I think I've seen Bramleys there. It's hard to remember - they bring 70 to 80 varietals of apples. If they do, do you want some? Also - do you want any of the unpasteurized cider for either drinking or brewing? I'll be bringing a couple of gallons for the kitchen crew, but I'm also taking private orders.
pippagrey
Oct. 16th, 2007 04:13 pm (UTC)
You so don't want paint sticking to the weather stripping. Last summer, after we'd been in the unit here over 3 years, I came home one day to find the front door wouldn't budge. I managed to break in through one of the back windows (of course I didn't have a key for the back door) and finally got the front door open by taking it off it's hinges and kicking it open. Then came the fun of trying to get the aforementioned hinges reassembled (they had naturally been painted over several times).

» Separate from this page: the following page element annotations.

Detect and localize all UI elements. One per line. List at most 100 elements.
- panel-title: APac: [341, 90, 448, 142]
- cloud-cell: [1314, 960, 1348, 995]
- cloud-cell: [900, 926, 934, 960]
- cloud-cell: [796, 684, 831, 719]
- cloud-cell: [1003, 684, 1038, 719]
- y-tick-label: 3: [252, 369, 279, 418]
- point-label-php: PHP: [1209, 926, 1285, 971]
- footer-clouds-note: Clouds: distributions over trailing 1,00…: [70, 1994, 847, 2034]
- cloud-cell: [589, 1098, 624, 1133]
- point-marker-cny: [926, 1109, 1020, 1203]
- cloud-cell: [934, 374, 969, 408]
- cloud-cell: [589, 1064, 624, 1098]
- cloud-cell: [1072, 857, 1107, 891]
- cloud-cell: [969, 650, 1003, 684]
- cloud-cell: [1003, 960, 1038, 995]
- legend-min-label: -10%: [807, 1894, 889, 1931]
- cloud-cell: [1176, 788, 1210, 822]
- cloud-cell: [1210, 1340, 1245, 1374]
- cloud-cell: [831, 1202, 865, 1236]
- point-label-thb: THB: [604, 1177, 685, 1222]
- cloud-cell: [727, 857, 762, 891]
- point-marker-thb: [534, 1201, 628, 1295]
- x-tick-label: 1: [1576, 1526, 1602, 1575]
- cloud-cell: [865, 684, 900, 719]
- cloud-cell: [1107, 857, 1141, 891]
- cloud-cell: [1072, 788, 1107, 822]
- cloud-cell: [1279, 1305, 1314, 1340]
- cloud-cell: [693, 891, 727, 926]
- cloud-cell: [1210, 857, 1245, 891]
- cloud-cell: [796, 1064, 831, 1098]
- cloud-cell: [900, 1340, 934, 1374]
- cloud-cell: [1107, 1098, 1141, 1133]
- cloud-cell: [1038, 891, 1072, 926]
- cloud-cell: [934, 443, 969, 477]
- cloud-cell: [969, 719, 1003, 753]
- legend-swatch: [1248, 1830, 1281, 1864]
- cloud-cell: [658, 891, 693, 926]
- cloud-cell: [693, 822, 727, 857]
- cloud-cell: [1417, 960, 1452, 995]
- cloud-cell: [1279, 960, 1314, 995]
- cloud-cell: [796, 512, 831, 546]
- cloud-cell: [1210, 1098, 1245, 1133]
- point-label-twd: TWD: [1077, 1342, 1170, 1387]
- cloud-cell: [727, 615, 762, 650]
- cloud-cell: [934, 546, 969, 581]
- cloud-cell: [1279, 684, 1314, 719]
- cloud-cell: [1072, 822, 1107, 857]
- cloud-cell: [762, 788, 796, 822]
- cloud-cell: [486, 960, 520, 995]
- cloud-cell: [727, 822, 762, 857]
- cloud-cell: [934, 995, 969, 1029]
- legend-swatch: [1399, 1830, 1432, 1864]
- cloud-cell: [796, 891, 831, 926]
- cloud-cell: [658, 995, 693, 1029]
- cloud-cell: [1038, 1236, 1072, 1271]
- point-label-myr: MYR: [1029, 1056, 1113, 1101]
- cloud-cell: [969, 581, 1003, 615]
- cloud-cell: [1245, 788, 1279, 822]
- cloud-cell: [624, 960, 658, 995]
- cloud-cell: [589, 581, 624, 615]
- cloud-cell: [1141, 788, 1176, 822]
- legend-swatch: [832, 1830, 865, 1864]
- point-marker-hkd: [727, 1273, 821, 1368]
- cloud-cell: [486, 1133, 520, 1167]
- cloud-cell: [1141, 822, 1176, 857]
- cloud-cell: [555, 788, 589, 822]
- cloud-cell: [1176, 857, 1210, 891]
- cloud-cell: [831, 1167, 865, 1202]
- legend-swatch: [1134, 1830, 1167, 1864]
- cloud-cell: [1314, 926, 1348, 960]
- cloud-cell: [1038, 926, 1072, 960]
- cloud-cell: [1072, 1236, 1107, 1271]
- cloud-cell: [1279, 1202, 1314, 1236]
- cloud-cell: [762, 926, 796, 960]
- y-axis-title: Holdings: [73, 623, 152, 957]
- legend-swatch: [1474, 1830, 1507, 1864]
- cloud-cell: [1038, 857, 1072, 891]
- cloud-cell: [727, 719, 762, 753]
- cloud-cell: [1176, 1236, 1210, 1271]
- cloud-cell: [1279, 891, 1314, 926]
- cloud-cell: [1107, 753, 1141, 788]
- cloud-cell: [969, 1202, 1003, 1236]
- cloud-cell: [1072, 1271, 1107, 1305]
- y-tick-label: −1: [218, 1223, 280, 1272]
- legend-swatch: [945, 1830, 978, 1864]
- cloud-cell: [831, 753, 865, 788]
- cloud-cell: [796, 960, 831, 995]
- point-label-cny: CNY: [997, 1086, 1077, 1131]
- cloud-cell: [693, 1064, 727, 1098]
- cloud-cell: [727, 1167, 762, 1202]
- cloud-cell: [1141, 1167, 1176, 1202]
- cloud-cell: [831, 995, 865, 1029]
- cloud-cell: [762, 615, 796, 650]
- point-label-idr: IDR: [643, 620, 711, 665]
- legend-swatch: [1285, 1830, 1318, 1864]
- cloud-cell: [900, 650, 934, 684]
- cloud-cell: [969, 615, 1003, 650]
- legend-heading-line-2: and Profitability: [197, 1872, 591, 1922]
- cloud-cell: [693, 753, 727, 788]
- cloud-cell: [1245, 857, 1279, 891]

They gave us a new front door and door frame a few weeks back, and now I need to get some weather stripping, since you can see daylight in a few places.
pippagrey
Oct. 16th, 2007 04:14 pm (UTC)
Should have pointed out that what caused to door to stick was the paint adhering to the plastic weather stripping, or vice versa. Until they replaced it you could see where the top coat of paint was no longer on the door every time you opened it.
kls_eloise
Oct. 16th, 2007 05:32 pm (UTC)
Yeah - I'm not clear on whether the paint transferred because it wasn't fully cured the first time the door was closed, or because the vinyl gasket got old and sticky. Either way, it wasn't getting the job done and needed to be replaced.